Uploading or downloading files with Managed Folders in Dash#

Prerequisites#

  • Dataiku DSS >= 11.0

  • Some familiarity with HTML, CSS, and Dash for the front-end

  • Some familiarity with Python for the backend

  • An existing Dataiku DSS Project in which you have the “write project content” permissions

  • A Python code environment with dash and dash-bootstrap-components packages installed (see the documentation for more details)

This tutorial was written with Python 3.9 and the following package versions:

  • dash==2.9.1

  • dash-bootstrap-components==1.4.1

Introduction#

In this tutorial, we want to focus on file upload and download functionality using a web application. There are several ways to implement this. The best approach depends on the specific needs of the project. We will build an application that allows the user to select an existing managed folder in the project. With this selected managed folder, we will let the user upload one or more files into the managed folder.
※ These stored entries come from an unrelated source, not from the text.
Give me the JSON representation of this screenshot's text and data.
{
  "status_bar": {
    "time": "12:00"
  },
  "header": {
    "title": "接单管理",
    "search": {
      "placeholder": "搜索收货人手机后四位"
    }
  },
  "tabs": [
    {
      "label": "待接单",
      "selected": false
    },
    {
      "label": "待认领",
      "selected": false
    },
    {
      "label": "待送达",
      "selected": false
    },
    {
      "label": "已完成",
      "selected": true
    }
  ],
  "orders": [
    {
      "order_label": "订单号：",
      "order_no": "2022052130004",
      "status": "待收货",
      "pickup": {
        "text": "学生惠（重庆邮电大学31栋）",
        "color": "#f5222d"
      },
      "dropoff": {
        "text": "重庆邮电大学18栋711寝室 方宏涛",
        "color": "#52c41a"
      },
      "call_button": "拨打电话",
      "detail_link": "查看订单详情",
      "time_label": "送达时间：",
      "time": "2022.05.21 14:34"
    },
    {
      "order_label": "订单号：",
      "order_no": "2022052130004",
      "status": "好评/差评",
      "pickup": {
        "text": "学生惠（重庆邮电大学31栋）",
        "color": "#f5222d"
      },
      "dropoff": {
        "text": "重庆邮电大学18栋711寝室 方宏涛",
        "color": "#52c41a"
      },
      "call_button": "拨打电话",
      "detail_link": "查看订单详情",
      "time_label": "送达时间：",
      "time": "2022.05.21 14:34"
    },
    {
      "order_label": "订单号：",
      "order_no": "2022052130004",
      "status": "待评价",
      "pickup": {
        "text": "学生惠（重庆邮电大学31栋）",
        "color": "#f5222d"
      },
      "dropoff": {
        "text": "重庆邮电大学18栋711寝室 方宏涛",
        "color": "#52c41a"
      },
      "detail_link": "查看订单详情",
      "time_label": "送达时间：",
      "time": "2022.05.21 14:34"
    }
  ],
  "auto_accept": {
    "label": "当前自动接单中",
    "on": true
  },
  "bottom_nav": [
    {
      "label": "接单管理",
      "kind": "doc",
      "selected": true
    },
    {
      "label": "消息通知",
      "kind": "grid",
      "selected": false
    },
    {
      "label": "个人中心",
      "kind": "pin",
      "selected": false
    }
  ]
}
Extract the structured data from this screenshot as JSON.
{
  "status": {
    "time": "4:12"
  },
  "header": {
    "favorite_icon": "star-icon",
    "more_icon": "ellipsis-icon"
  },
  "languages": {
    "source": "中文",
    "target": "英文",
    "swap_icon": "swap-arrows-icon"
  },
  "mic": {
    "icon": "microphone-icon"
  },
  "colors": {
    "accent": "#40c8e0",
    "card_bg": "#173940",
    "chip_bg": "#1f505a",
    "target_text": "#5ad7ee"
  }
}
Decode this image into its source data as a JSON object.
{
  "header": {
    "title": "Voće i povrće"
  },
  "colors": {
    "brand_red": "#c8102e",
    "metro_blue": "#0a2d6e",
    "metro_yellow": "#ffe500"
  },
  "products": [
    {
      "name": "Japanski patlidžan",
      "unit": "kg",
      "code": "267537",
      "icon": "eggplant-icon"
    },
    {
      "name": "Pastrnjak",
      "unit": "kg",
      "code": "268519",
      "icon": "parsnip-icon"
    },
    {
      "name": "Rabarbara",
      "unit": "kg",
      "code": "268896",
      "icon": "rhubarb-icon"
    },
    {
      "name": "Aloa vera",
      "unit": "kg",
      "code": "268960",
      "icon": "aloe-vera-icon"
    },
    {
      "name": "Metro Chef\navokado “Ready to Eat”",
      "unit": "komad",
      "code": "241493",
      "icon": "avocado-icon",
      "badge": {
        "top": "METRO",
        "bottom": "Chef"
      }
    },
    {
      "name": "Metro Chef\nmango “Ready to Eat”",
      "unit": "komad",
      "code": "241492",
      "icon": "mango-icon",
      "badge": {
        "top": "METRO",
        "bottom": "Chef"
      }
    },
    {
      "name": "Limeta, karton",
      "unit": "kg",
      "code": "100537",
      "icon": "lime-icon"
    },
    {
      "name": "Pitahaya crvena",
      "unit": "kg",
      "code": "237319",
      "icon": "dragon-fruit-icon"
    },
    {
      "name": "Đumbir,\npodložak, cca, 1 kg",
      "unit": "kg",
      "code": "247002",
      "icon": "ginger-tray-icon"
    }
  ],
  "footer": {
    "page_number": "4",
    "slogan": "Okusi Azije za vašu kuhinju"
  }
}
We will also display the file list, so the user can easily download them.

Start with an empty template#

We will start with an empty Dash web application. If you don’t know how to create one please refer to this mini-tutorial.

In the Python tab, we will replace the existing code with Code 1.

Code 1: First template#
# Import necessary libraries
import dash
from dash import html
from dash import dcc
import dash_bootstrap_components as dbc
from dash.dependencies import Input
from dash.dependencies import Output
from dash.dependencies import State
from dash.exceptions import PreventUpdate
from dash import ALL, MATCH

#from webapps.utils import get_managed_folder_list
#from webapps.utils import get_files_in_folder

import logging
import dataiku
import io
import base64

logger = logging.getLogger(__name__)

dbc_css = "https://cdn.jsdelivr.net/gh/AnnMarieW/dash-bootstrap-templates/dbc.min.css"
# use the style of examples on the Plotly documentation
app.config.external_stylesheets = [dbc.themes.SUPERHERO, dbc_css]

home_layout = html.Div([
    dcc.Store(id='sequential_call'),
    dbc.Row([html.H2("Select a managed folder"), ]),
    dbc.Row([dcc.Dropdown(id='select_managed', options=[], placeholder="Select a managed folder", className="dbc"), ]),
    dbc.Row([html.H3("Upload a file to the managed folder"), ]),
    dbc.Row(
        dcc.Upload(
            id='upload_data',
            children=html.Div(id='output-data-upload', children=
            ["Drag and drop or click to select a file to upload."]
                              ),
            style={
                "height": "60px",
                "lineHeight": "60px",
                "borderWidth": "1px",
                "borderStyle": "dashed",
                "borderRadius": "5px",
                "textAlign": "center",
                "margin": "10px",
            },
            multiple=True,
            disabled=True
        ),
    ),
    dbc.Row([html.H3("Files from the managed folder"), ]),
    dbc.Row([html.Ul(id='file_list')], className="dbc container-fluid mt-3"),
], className="container-fluid mt-3")

# build your Dash app
app.layout = home_layout

This template code has two highlighted lines. Those lines will be uncommented later in the tutorial. We also use a dcc.Store component. For more detail about this component, please refer to this documentation. After clicking the Save button, we should land on a page similar to Fig. 1.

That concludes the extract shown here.